Strawberry Cupcake Recipe
So how about incorporating it into some cake batter then? I was not sure about the ratio between the other ingredients since I didn’t know how they would all react to the jam once baking. I started off using a classic pound cake recipe and adjusted some stuff along the way. But I got it right from the start: the cupcakes are extremely light, airy and fluffy. And that strawberry flavor? Hmmm you will definitely be surprised…
- 2 oz unsalted butter (55 g)
- 2 oz caster sugar (55 g)
- 3,5 oz self-raising flour (100 g), sifted
- 5 oz strawberry jam (140 g)
- 4 tbsp cream cheese
- 1 tbsp icing sugar
- 5 drops red food coloring
- 1 medium egg
- Place the butter over medium heat until melted. Then let the melted butter cool down for some minutes and pour it in a large mixing bowl. Add the egg.
- Whisk the butter and eggs well until foamy. Then add the caster sugar and strawberry jam (keep a tablespoon of the jam aside for the frosting).
- Stir the mixture well. Then add the sifted flour and season with a pinch of salt.
- Beat until you get a rather thick cake batter. Add 3 drops of red food coloring.
- Stir the batter well. Line a cupcake oven tray with paper cupcake casings. Then fill each of them with 2 tablespoons of the pink batter.

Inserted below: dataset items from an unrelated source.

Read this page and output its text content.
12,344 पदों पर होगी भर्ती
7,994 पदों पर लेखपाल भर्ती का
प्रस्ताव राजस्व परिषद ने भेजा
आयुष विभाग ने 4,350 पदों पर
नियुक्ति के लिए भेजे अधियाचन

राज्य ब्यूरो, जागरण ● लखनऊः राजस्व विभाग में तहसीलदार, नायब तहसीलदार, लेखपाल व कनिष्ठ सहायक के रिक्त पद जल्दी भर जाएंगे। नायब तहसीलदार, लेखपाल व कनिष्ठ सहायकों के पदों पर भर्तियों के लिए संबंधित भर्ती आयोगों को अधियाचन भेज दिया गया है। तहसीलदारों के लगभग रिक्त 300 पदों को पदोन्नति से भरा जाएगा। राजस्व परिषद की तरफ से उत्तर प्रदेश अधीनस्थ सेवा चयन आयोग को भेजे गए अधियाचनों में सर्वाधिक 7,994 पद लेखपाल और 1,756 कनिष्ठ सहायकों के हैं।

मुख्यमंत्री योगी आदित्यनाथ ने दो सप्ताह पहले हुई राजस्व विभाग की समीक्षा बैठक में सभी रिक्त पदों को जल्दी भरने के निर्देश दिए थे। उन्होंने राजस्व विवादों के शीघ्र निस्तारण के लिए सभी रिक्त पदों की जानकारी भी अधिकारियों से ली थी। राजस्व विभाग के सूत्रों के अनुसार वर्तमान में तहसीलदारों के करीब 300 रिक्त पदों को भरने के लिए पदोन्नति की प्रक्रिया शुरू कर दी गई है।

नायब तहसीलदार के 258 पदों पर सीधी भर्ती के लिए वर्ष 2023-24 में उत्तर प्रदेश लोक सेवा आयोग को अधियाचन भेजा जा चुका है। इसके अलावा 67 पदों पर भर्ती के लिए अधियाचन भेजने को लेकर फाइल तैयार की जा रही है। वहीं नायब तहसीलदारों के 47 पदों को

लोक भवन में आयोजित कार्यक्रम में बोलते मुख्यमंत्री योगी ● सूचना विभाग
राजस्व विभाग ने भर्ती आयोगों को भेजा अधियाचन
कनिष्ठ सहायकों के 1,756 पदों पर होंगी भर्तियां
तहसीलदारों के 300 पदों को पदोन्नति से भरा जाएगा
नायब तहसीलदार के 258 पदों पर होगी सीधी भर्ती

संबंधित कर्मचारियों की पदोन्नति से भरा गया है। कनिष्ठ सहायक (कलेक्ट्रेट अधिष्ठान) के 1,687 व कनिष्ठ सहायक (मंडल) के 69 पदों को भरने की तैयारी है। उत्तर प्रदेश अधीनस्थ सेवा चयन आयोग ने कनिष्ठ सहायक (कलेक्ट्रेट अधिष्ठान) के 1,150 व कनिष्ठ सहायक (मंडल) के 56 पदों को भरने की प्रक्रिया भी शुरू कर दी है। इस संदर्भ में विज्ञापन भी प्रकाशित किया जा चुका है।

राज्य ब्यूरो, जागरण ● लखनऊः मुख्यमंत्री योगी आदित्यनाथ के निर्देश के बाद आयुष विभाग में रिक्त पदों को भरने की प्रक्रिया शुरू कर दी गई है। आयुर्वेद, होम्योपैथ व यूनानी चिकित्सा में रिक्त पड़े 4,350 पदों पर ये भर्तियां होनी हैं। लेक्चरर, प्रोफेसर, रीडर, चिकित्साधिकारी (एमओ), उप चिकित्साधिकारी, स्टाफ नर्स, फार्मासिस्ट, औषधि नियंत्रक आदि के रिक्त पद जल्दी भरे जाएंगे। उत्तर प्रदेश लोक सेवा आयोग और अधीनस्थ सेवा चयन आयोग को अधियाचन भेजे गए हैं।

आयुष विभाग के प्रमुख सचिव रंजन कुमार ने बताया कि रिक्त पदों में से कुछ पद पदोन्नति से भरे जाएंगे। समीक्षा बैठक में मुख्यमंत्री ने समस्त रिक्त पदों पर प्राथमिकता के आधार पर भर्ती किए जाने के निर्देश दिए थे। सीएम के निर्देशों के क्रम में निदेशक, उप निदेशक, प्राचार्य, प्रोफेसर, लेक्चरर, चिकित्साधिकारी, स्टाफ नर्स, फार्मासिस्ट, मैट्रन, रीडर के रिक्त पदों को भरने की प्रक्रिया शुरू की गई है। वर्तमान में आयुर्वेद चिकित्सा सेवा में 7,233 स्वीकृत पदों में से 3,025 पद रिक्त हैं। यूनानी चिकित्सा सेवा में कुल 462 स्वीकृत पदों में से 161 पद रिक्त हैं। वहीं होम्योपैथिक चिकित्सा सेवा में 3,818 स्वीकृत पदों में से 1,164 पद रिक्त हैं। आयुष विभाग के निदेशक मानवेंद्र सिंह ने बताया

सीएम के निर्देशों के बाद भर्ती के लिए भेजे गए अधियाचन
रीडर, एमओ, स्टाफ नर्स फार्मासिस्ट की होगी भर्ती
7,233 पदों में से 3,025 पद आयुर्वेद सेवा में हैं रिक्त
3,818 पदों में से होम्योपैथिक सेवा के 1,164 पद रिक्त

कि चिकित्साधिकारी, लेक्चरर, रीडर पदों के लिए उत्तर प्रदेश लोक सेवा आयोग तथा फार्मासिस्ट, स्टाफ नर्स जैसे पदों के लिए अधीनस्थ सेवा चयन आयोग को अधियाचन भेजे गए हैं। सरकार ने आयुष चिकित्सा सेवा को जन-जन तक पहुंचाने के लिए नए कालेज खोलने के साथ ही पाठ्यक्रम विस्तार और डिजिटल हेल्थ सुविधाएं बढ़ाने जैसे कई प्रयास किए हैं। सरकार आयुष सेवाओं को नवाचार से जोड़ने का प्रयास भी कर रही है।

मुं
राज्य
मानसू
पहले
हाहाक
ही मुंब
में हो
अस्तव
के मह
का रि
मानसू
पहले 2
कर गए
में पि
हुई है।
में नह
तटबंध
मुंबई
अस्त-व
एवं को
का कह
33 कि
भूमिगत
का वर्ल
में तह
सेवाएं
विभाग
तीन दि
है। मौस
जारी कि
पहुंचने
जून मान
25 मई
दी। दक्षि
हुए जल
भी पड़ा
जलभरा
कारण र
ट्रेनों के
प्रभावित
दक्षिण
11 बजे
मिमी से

- Place the tray in a preheated oven at 320°F (160°C) and bake the cupcakes for 30 minutes until fully risen. Insert a toothpick, it should come out clean. In the meantime make the frosting. Beat the icing sugar and the cream cheese together. Then add the rest of the red food coloring.
- Beat the cream cheese again. Then add the rest of the strawberry jam you kept aside.
- Stir well. Then remove the freshly baked cupcakes from the hot oven and let them cool fully.
- Transfer the cream cheese frosting to a piping bag and garnish the cupcakes with it. Sprinkle with extra caster sugar if you like. Then serve at room temperature.